Ortaklık mı kumpas mı?
- GİRİŞ14.06.2025 09:13
- GÜNCELLEME14.06.2025 09:13
Trump "Saldıracaklar haberiniz olsun" dedi. İran "Müzakere masasındayız, blöf yapıyorlar" diye düşündü. İsrail, "Ben kendi işime bakarım" deyip saldırıya geçti.
Orta Doğu'da Tel Aviv'in çıkarmak istediği büyük savaş, perşembeyi cumaya bağlayan gece saat 3 sularında ne yazık ki çıktı.
Sürecin buraya evrileceğine yönelik sinyaller oldukça açıktı aslında. Beyaz Saray ile Tel Aviv arasındaki son telefon görüşmesinden sonra Trump, "Saldırmayın" söylemini değiştirerek Tahran'ın agresifleştiğini belirtmişti. Akabinde CENTCOM bölgesinde çalışan Amerikalıların ailelerine gönüllü dönüş hakkı tanındı. Bir hareketlilik olacak burada derken Uluslararası Atom Enerjisi Kurumu "İran 20 yıl sonra yükümlülüklerini ihlal etti" diyen bir rapor hazırladı. İsrail, saatler sonra operasyona başladı.

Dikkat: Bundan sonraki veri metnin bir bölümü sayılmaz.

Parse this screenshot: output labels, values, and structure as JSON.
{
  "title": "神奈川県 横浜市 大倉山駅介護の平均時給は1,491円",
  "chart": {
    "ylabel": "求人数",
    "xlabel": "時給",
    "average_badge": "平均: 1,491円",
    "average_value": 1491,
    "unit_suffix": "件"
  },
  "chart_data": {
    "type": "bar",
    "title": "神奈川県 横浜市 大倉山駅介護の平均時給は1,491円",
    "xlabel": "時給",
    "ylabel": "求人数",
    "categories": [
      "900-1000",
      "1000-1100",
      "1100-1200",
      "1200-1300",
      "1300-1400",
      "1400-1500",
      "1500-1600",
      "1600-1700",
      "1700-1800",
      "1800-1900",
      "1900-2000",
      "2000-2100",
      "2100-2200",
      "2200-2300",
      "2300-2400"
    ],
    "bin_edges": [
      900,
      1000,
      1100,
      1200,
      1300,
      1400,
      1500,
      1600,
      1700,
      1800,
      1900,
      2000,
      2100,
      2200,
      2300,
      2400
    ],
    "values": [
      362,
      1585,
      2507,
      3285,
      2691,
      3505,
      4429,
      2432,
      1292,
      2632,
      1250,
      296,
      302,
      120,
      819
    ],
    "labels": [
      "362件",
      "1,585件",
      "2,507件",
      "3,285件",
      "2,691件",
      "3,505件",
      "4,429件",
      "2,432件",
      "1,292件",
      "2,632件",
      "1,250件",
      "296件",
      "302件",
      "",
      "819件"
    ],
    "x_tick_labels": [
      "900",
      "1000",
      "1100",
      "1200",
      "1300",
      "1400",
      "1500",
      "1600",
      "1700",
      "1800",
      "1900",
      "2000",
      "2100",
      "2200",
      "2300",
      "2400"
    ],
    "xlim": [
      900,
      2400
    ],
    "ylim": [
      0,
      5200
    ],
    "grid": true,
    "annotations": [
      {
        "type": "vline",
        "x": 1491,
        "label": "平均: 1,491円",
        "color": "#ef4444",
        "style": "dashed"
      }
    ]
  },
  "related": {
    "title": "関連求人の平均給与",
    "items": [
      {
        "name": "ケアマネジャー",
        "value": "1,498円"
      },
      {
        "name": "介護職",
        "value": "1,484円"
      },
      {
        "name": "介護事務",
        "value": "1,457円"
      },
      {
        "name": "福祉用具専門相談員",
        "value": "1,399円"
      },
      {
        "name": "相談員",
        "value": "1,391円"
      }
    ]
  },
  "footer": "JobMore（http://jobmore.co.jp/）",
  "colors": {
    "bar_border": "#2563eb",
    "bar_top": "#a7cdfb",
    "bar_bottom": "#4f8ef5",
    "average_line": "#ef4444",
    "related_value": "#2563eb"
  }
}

Amerikalılar hızla "Biz bu saldırıda yokuz" mesajı verdiler. Ancak Trump, gazetecilerin sorduğu "ABD operasyona katıldı mı?" sorusuna "Yorum yapmayacağım" dedi.
Saldırı gerçekleşti; hâlâ devam ediyor. Ne zaman sonuçlanacağı belli değil. O nedenle sizlerle birlikte tüm tarafların pozisyonlarını irdeleyelim.
İRAN SALDIRIYA NASIL BU KADAR HAZIRLIKSIZ YAKALANDI?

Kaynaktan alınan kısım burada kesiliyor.